Diones Roberto Becker

Tenente Portela / RS

Câmara aprova MP que suspende cumprimento mínimo de dias letivos
Análise da Medida Provisória foi concluída na tarde da terça-feira (07/07)
Câmara aprova MP que suspende cumprimento mínimo de dias letivos
UNESCO aponta que 192 países tiveram seus sistemas de ensino afetados, com mais de 1,5 bilhão de alunos fora das escolas (Foto: Diones Roberto Becker)

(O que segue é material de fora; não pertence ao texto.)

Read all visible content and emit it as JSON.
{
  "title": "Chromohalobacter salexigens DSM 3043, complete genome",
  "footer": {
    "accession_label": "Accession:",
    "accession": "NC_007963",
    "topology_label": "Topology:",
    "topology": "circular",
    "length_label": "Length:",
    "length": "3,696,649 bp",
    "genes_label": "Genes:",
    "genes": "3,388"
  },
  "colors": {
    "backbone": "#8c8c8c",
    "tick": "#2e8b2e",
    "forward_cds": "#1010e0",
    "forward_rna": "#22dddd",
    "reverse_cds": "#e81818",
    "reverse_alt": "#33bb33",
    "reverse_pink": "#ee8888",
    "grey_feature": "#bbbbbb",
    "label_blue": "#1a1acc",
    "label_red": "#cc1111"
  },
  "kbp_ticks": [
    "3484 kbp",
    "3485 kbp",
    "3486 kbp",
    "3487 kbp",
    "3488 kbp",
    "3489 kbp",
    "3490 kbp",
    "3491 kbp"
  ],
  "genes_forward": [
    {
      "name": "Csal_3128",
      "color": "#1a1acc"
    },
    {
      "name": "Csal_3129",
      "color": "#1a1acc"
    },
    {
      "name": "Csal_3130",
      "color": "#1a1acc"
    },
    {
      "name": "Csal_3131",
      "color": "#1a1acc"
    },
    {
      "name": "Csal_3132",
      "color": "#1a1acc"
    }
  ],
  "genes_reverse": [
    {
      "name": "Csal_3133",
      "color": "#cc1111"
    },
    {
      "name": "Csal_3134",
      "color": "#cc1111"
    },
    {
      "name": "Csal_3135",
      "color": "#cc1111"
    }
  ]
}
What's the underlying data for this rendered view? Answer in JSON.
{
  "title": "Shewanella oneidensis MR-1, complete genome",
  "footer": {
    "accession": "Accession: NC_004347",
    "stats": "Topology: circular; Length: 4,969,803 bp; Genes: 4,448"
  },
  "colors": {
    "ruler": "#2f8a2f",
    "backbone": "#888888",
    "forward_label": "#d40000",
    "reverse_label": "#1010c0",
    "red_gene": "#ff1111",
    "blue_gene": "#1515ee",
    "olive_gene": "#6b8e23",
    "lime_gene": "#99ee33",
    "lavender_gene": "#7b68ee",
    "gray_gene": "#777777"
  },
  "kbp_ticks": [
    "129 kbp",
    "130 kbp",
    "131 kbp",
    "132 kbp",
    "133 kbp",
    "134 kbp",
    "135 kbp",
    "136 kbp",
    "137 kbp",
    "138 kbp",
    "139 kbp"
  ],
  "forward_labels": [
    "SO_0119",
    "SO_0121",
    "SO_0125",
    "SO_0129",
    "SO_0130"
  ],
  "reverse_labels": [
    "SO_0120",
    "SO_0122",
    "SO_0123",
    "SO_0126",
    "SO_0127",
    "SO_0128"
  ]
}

A Câmara dos Deputados concluiu na terça-feira (07/07), a análise da Medida Provisória nº 934/2020, que suspende a obrigatoriedade de escolas e instituições de ensino superior cumprirem uma quantidade mínima de dias letivos neste ano devido à pandemia de coronavírus (Covid-19). A matéria segue para o Senado. 


O texto prevê que escolas de educação infantil serão dispensadas de cumprir os 200 dias do ano letivo e a carga mínima de 800 horas. Já as escolas de ensino fundamental e médio deverão cumprir a carga horária mínima de 800 horas e não terão obrigação de cumprir os 200 dias letivos.


Para assegurar que o conteúdo curricular dos estudantes seja aplicado, o Conselho Nacional de Educação (CNE) editará diretrizes nacionais para implantar a regra, segundo a Base Nacional Comum Curricular (BNCC) e sem prejuízo da qualidade do ensino e da aprendizagem.


– A Organização dos Estados Ibero-americanos para a Educação, a Ciência e a Cultura (OEI) vem analisando os efeitos no aprendizado decorrentes do fechamento prolongado de escolas. A instituição estima que cerca de 126 milhões de estudantes, da educação infantil à superior, estão sem ir às aulas por conta da pandemia de Covid-19 nos 24 países que integram a entidade – argumentou a relatora da proposta, deputada Luísa Canziani (PTB-PR).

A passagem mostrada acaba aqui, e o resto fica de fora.